By Warren Talbot
---- — The family of Colleen Ritzer of Andover who was allegedly murdered by one of her students at Danvers High School in October, today issued a statement critical of a recent ruling by the Massachusetts Supreme Judicial Court that allows youths convicted of murder and sentenced to life in prison the opportunity for parole.
“The Ritzer family feels a deep sense of betrayal and anguish with the recent decision of the Massachusetts Supreme Judicial Court that provides more rights to those youths convicted of horrible and heinous crimes than victims and their families," the statement said. "This decision should not be applauded, rather overturned as an act of justice and humanity to victims of violent crimes and their families.”
Ritzer, 24, was found dead in the woods behind Danvers High School on Oct. 23.
Philip D. Chism allegedly raped, robbed and killed her before dumping her body near the school.
Chism was indicted in Essex County last month. He will face the first degree murder charge as an adult; for his indictments on the rape and armed robbery charges, he was treated as a juvenile, and those charges at least initially will be handled in Salem Juvenile Court.
He pleaded not guilty to all charges and is being held without bail.
Prior to the SJC ruling, he faced a mandatory sentence of life without the possibility of parole.
Ritzer was allegedly murdered a day after she had stayed late to tutor Chism for a exam.
"While these convicted murderers are now provided a second chance through the possibility of parole, victims slain at the hands of ‘youthful offenders,' possibly even our precious daughter Colleen, will be victimized again and again," the family said in the statement.
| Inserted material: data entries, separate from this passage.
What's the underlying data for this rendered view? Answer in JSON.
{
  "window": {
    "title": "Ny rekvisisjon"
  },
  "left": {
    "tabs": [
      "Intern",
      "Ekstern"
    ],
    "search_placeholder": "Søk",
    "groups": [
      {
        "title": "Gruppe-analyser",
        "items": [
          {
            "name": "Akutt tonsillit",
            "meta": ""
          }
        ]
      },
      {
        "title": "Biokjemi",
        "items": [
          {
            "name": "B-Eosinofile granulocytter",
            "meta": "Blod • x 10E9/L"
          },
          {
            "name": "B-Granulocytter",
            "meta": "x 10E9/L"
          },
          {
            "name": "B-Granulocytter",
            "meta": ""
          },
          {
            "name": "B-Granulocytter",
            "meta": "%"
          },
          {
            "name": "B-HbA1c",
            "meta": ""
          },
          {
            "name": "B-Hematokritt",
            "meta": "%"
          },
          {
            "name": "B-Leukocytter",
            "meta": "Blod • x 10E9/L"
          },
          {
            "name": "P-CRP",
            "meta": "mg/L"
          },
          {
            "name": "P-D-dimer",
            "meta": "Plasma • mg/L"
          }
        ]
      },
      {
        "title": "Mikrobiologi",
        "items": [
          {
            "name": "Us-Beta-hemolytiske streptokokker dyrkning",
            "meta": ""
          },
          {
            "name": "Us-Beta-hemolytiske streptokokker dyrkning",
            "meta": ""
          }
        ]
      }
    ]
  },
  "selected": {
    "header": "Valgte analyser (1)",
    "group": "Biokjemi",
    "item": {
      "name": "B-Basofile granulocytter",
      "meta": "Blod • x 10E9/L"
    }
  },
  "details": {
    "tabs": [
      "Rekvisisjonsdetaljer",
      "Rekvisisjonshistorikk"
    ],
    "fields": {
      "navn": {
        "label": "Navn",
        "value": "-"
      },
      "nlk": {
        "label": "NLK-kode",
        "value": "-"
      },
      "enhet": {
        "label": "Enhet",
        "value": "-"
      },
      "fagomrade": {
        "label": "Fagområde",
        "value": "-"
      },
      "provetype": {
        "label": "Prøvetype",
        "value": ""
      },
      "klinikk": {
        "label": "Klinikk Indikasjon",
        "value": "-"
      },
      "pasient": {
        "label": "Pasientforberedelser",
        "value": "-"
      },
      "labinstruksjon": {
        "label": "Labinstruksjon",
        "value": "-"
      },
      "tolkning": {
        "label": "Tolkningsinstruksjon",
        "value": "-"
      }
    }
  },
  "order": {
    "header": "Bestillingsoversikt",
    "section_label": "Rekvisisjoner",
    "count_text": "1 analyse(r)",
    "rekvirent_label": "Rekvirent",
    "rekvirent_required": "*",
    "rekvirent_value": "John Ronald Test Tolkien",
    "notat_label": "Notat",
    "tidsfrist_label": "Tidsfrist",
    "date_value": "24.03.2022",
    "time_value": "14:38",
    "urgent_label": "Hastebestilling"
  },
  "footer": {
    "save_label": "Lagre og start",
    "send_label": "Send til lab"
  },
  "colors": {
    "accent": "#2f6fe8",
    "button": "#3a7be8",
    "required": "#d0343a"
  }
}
The ruling came Christmas Eve.
"Our daughter and sister Colleen was taken in a cruel manner; we are now forced to endure a tremendous loss for life while her likely attacker will be afforded the opportunity for parole if convicted. There will never be ‘parole’ for our family’s life sentence without Colleen," the statement said. "If the individual charged with her horrific murder is convicted and sentenced to life in prison, he must never, ever have an opportunity for parole. Paroling such violent offenders would be more cruel and unusual punishment to victims’ families and loved ones."